J Exp Med. 1999 Dec 6;190(11):1627-36. doi: 10.1084/jem.190.11.1627.
The T cell receptor complex (TCR) zeta chain is constitutively tyrosine phosphorylated specifically at two of the six zeta immunoreceptor tyrosine-based activation motif (ITAM) tyrosine residues in resting peripheral T cells. Further phosphorylation of zeta is induced by both agonist and antagonist ligands of the TCR, with agonists inducing complete phosphorylation of the zeta ITAM tyrosines. After antagonist stimulation, zeta phosphorylation is incomplete and generates discrete forms of partially phosphorylated ITAMs. Here, we mutate specific tyrosines in chimeric human CD8-zeta molecules to reflect phosphorylation in resting T cells as well as phosphorylation induced by agonist and antagonist ligands. We demonstrate that such partially phosphorylated TCR-zeta species can inhibit IL-2 production in T cell hybridomas and proliferation in T cell clones. This reveals a previously unrecognized, inhibitory function of partially phosphorylated ITAMs. These findings support the concept that TCR antagonism can arise through the generation of an inhibitory signal within the TCR complex and that constitutive zeta phosphorylation in resting T cells is an inhibitory signaling environment.
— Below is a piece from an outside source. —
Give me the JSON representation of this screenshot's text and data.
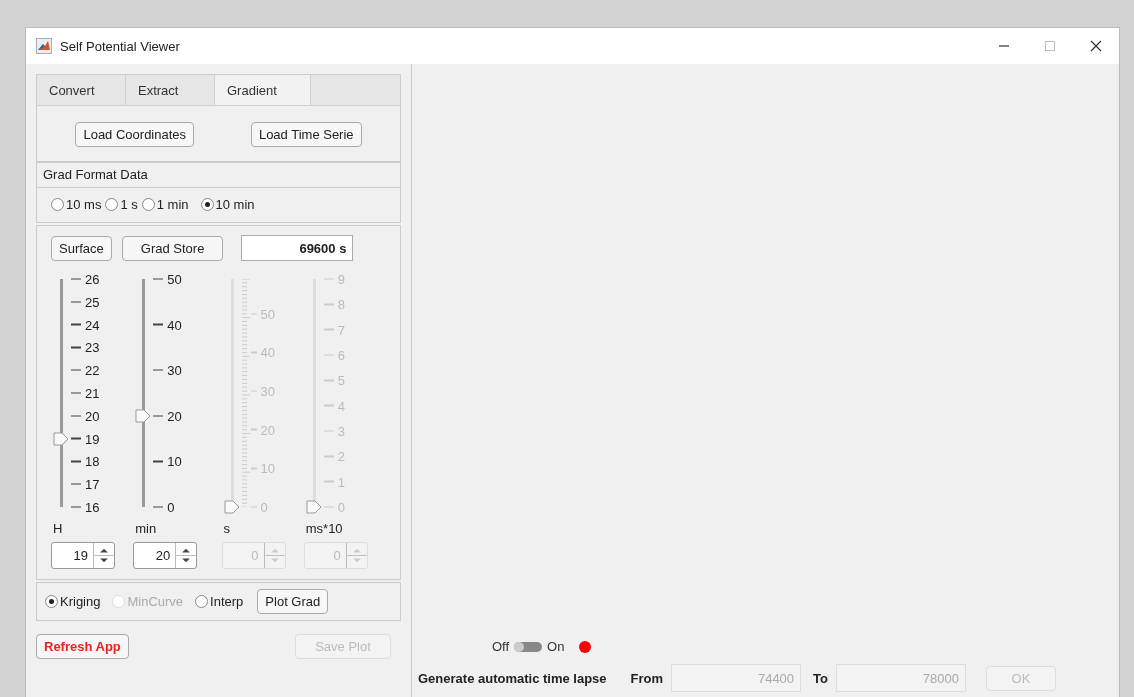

T细胞受体复合物(TCR)ζ链在静息外周T细胞中,其六个ζ免疫受体酪氨酸激活基序(ITAM)酪氨酸残基中的两个会持续发生特异性酪氨酸磷酸化。TCR的激动剂和拮抗剂配体均可诱导ζ链的进一步磷酸化,其中激动剂可诱导ζ链ITAM酪氨酸残基完全磷酸化。拮抗剂刺激后,ζ链磷酸化不完全,会产生部分磷酸化ITAM的不同形式。在此,我们对嵌合人CD8-ζ分子中的特定酪氨酸进行突变,以反映静息T细胞中的磷酸化以及激动剂和拮抗剂配体诱导的磷酸化。我们证明,这种部分磷酸化的TCR-ζ物种可抑制T细胞杂交瘤中的IL-2产生以及T细胞克隆中的增殖。这揭示了部分磷酸化ITAM此前未被认识到的抑制功能。这些发现支持了这样一种概念,即TCR拮抗作用可通过在TCR复合物内产生抑制信号而产生,并且静息T细胞中的ζ链组成性磷酸化是一种抑制性信号环境。